Everything in the news seems to be about the current situation, and the publishing world is no different. While this is only a temporary blip in the history of the world it has become our whole world and is changing the everyday habits of most people. it has also shifted People’s book-buying habits. According to the article, areas such as Outdoor Skills, the Spanish Flu, Games and Activities, and literary fiction. Another area that has seen an increase due to the lockdown, is school readiness as parents have to work with their kids on school work that they might not know how to help with. Not only has it changed what books people are buying it has also changed the locations that people are buying print books. As expected, due to the lockdown, there has been a decline in buying print books at physical locations and there has been a significant increase in online purchasing. This article makes two predictions about the aftermath of this pandemic, saturation and acceleration, as everyone gets back to work in the ‘new normal’.
Due to the current pandemic, the world has shut down. Many businesses have seen the halting or shutdown of production and sales. The publishing industry is no different. This article discusses a shift in the perspective of publishers on printing. Publishers consistently have worked to publish enough copies so that they meet demand, but do not exceed demand. since the pandemic has put a hold on the normal supply chain, Publishers are beginning to notice and turn to Ingrams Print On Demand (POD) services. Ingrams ability “to ship a copy (or more) of any book ordered today by tomorrow” makes the service desirable, because books can then be printed to fill the demand and not necessarily to precede the demand in hopes of meeting it. There is one drawback to POD. It is more expensive to print and bind one book than it is to print and bind one in an order of thousands. However, due to the current situation, publishers are turning to POD. Even though the print price might be higher, the supply chain is easier and the extra costs are shadowed by the sales that would be lost without the POD system.
This article discusses the struggles associated with ensuring copyright infringement does not take place as content moves increasingly more online due to COVID-19. In March, “Internet Archive moved to lift restrictions on 1.4 million books” since people no longer have access to libraries. this act would provide access in the face of these current closures. However, by doing this the American Association of Publishers stated they were breaching copyright laws by “undermining copyright and all the scientific, creative and economic opportunity it supports.” In response to the attempts to ignore copyright laws in the face of the pandemic, The International Publishers Association (IPA) has disagreed, affirming the importance of maintaining and protecting copyright law. The IPA has stated, “More than ever society needs the endeavors of authors and publishers to be valued and their copyrights respected.” Without copyright law, the work of an author or publisher can be disrespected and used without the permission of the author or publisher. While it is important to provide access to research and information, many libraries have online sections where books can be checked out online within copyright law.
Bertelsmann, the parent company of Penguin Random House, is planning to be climate neutral by 2030. They hope to cut their CO2 emissions in comparison to their 2018 CO2 emissions. In order to achieve their goal, they will be moving to full green electricity. Bertelsmann chairman and c.e.o. Thomas Rabe states, “The diversity of Bertelsmann’s businesses requires different, bespoke solutions. The first few units, such as the Corporate Centre in Gütersloh, will already achieve climate neutrality this year, others in the following years. In 2030, Bertelsmann will be a climate-neutral company.” All of their divisions work with different products so each division has to take different steps to reach the climate goals.
Heres the link to the article: https://www.thebookseller.com/news/bertelsmann-aims-be-climate-neutral-2030-1192120
This article, written by John Maher, discusses the disparity in the diversity of the publishing industry through an exploration of a study conducted by Lee & Low Books. Lee & Low Books “is the largest multicultural children’s book publisher in the country” (Lee & Low). In 2015 they released the first Diversity Baseline Survey which aimed to establish a baseline of statistics about the diversity of the publishing industry. Four years later, they have released an updated survey to understand how publishing may, or may not have changed within that time frame.

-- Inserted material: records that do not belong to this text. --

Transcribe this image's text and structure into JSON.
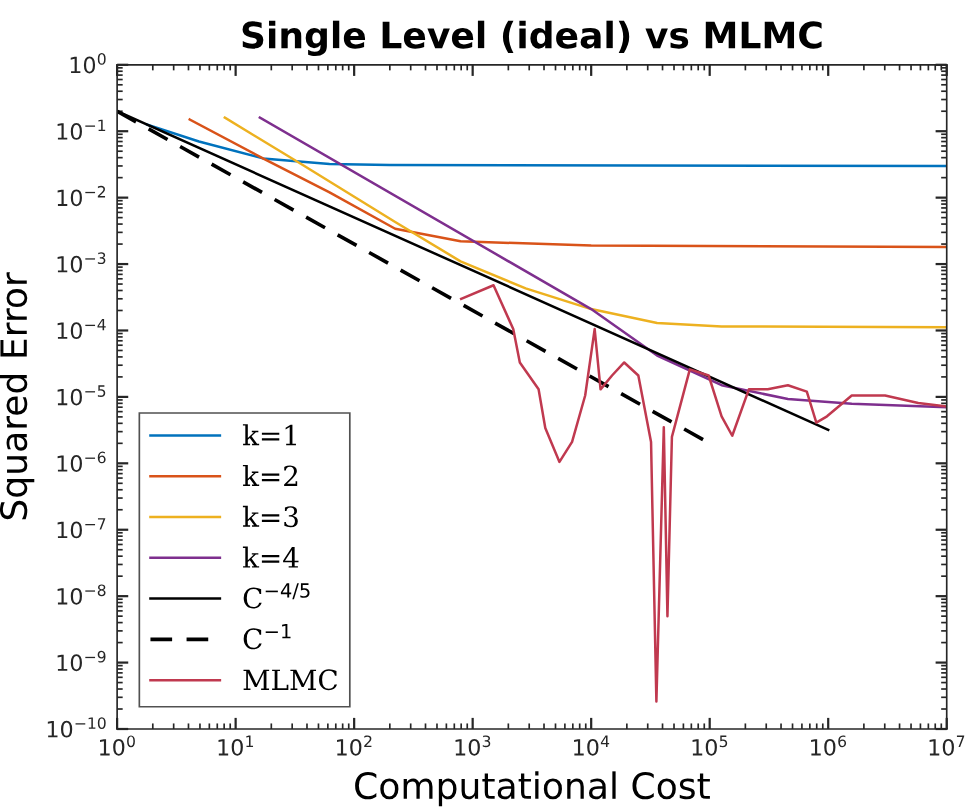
{
  "chart_data": {
    "type": "line",
    "title": "Single Level (ideal) vs MLMC",
    "xlabel": "Computational Cost",
    "ylabel": "Squared Error",
    "log": "xy",
    "grid": false,
    "legend": "bottom left",
    "marker": "none",
    "xlim": [
      1,
      10000000
    ],
    "ylim": [
      1e-10,
      1
    ],
    "xticks": [
      {
        "value": 1,
        "label": "10$^{0}$"
      },
      {
        "value": 10,
        "label": "10$^{1}$"
      },
      {
        "value": 100,
        "label": "10$^{2}$"
      },
      {
        "value": 1000,
        "label": "10$^{3}$"
      },
      {
        "value": 10000,
        "label": "10$^{4}$"
      },
      {
        "value": 100000,
        "label": "10$^{5}$"
      },
      {
        "value": 1000000,
        "label": "10$^{6}$"
      },
      {
        "value": 10000000,
        "label": "10$^{7}$"
      }
    ],
    "yticks": [
      {
        "value": 1e-10,
        "label": "10$^{−10}$"
      },
      {
        "value": 1e-09,
        "label": "10$^{−9}$"
      },
      {
        "value": 1e-08,
        "label": "10$^{−8}$"
      },
      {
        "value": 1e-07,
        "label": "10$^{−7}$"
      },
      {
        "value": 1e-06,
        "label": "10$^{−6}$"
      },
      {
        "value": 1e-05,
        "label": "10$^{−5}$"
      },
      {
        "value": 0.0001,
        "label": "10$^{−4}$"
      },
      {
        "value": 0.001,
        "label": "10$^{−3}$"
      },
      {
        "value": 0.01,
        "label": "10$^{−2}$"
      },
      {
        "value": 0.1,
        "label": "10$^{−1}$"
      },
      {
        "value": 1,
        "label": "10$^{0}$"
      }
    ],
    "series": [
      {
        "name": "k=1",
        "color": "#0072bd",
        "line_style": "solid",
        "x": [
          1.8,
          4.9,
          17,
          62,
          200,
          10000000
        ],
        "values": [
          0.125,
          0.07,
          0.039,
          0.032,
          0.031,
          0.03
        ]
      },
      {
        "name": "k=2",
        "color": "#d95319",
        "line_style": "solid",
        "x": [
          4.1,
          17,
          62,
          222,
          790,
          10000,
          10000000
        ],
        "values": [
          0.15,
          0.039,
          0.012,
          0.0034,
          0.0022,
          0.0019,
          0.0018
        ]
      },
      {
        "name": "k=3",
        "color": "#edb120",
        "line_style": "solid",
        "x": [
          8.1,
          33,
          222,
          790,
          2800,
          10000,
          36000,
          126000,
          10000000
        ],
        "values": [
          0.16,
          0.035,
          0.0043,
          0.0011,
          0.00043,
          0.00021,
          0.00013,
          0.000115,
          0.000112
        ]
      },
      {
        "name": "k=4",
        "color": "#7e2f8e",
        "line_style": "solid",
        "x": [
          16,
          10000,
          36000,
          126000,
          457000,
          1580000,
          10000000
        ],
        "values": [
          0.16,
          0.00021,
          4.2e-05,
          1.5e-05,
          9.3e-06,
          7.9e-06,
          7e-06
        ]
      },
      {
        "name": "C$^{−4/5}$",
        "color": "#000000",
        "line_style": "solid",
        "x": [
          1,
          1000000
        ],
        "values": [
          0.2,
          3.2e-06
        ]
      },
      {
        "name": "C$^{−1}$",
        "color": "#000000",
        "line_style": "dashed",
        "x": [
          1,
          100000
        ],
        "values": [
          0.2,
          2e-06
        ]
      },
      {
        "name": "MLMC",
        "color": "#c0394f",
        "line_style": "solid",
        "x": [
          800,
          1500,
          2200,
          2500,
          3600,
          4100,
          5400,
          6900,
          8900,
          10700,
          12000,
          15000,
          19000,
          25000,
          32000,
          35500,
          41000,
          44000,
          48000,
          68000,
          98000,
          126000,
          155000,
          214000,
          309000,
          457000,
          660000,
          794000,
          977000,
          1580000,
          3020000,
          5750000,
          10000000
        ],
        "values": [
          0.0003,
          0.00048,
          0.000105,
          3.3e-05,
          1.3e-05,
          3.4e-06,
          1.05e-06,
          2.1e-06,
          1.05e-05,
          0.000105,
          1.3e-05,
          2.1e-05,
          3.3e-05,
          2.1e-05,
          2.1e-06,
          2.6e-10,
          3.5e-06,
          5e-09,
          2.5e-06,
          2.6e-05,
          2.1e-05,
          5.1e-06,
          2.6e-06,
          1.3e-05,
          1.3e-05,
          1.5e-05,
          1.2e-05,
          4.1e-06,
          5.1e-06,
          1.05e-05,
          1.05e-05,
          8.1e-06,
          7.2e-06
        ]
      }
    ]
  }
}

The survey found that there have been marginal improvements to the overall diversity in the business of publishing. For example, the study found that 76% of employees who responded to the survey were white. Maher writes “the industry’s interns are vastly more diverse than the industry itself.” This survey now comes into play as the controversies surrounding American Dirt and Romance Writers of America spark tense discussions around diversity and proper representation in the publishing industry, both within the books, they publish and also within the industry as a whole.